The Mercato Centrale food market still runs every day in August (except Sundays), but with a third of the usual stalls closed, it is sort of a ghost of its usual self. If you have never seen a metropolitan Italian food market, it is definitely work checking out, but overall, I was much more impressed by the breadth and hubbub of Torino’s food market. Oh dear, am I becoming jaded?
Clockwise: detail on cantorie (choir lofts); this panel on the Gates of Paradise doors at the Baptistery tells the tale of Joshua, you can see the walls of Jericho come tumbling down at the top; a disheveled Mary Magdalene sculpture by Donatello in wood; overhead view of the atrium at the Museo dell’Opera del Duomo (Museum of Cathedral Works)

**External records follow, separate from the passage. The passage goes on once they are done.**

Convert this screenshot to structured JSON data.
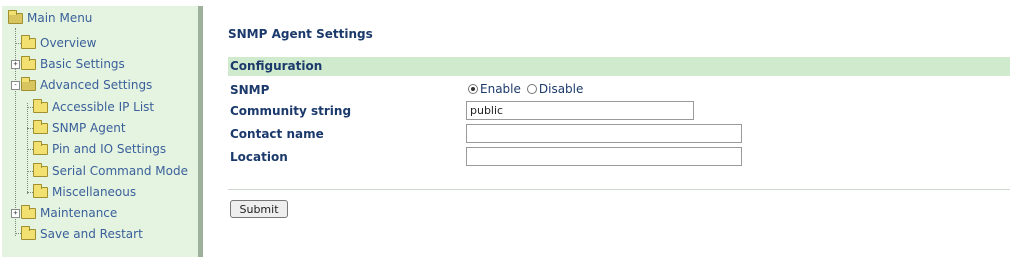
{
  "sidebar": {
    "root": "Main Menu",
    "items": [
      {
        "label": "Overview"
      },
      {
        "label": "Basic Settings",
        "expander": "+"
      },
      {
        "label": "Advanced Settings",
        "expander": "-"
      },
      {
        "label": "Accessible IP List"
      },
      {
        "label": "SNMP Agent"
      },
      {
        "label": "Pin and IO Settings"
      },
      {
        "label": "Serial Command Mode"
      },
      {
        "label": "Miscellaneous"
      },
      {
        "label": "Maintenance",
        "expander": "+"
      },
      {
        "label": "Save and Restart"
      }
    ]
  },
  "main": {
    "title": "SNMP Agent Settings",
    "section": "Configuration",
    "snmp": {
      "label": "SNMP",
      "enable": "Enable",
      "disable": "Disable",
      "selected": "Enable"
    },
    "community": {
      "label": "Community string",
      "value": "public"
    },
    "contact": {
      "label": "Contact name",
      "value": ""
    },
    "location": {
      "label": "Location",
      "value": ""
    },
    "submit": "Submit"
  }
}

Speaking of precious stones, Florence has quite a lot of marble chunks floating about the city, and that is what draws the majority of tourists to town. Much of it was commissioned by members of the Medici dynasty, whose indelible legacies are still felt around the city. Unless you reserve a ticket ahead of time, count on waiting in line for 2-3 hours for the most popular museums (the Accademia, the Uffizi Gallery) at the height of tourist season. Pro tip: on a Sunday morning, I got to the Uffizi at 7:30 am, and there was only one other hapless guy in line who had been there since 6 am. Since the museum opens at 8:15 am, you can minimize the time you spend waiting in line by showing up at 7:45 am or so. It’s also nice to have the museum mostly to yourself as you stare at Botticelli’s Birth of Venus. Slightly less well-known but no less impressive, I highly recommend touring the Cappelle Medicee, or Medici chapel. The Chapel of the Princes is of Brobdingnagian dimensions, a mindblowingly spectacular room constructed with hunks of Roman-era marble hauled into the city by Turkish slaves.
If you are not quite so keen to stare at dead dudes with halos, and you think of Teenage Mutant Ninja Turtles when you hear ‘Michelangelo,’ the good news is that Florence is filled with free artwork and Renaissance-era buildings that can be viewed as you stroll around town. Don’t miss the sculptures and fountain in the Piazza della Signoria, Ponte Vecchio (the city’s only surviving bridge post-WW2), and of course, the formidable Florence Baptistery, Duomo and adjacent, Giotto’s Tower.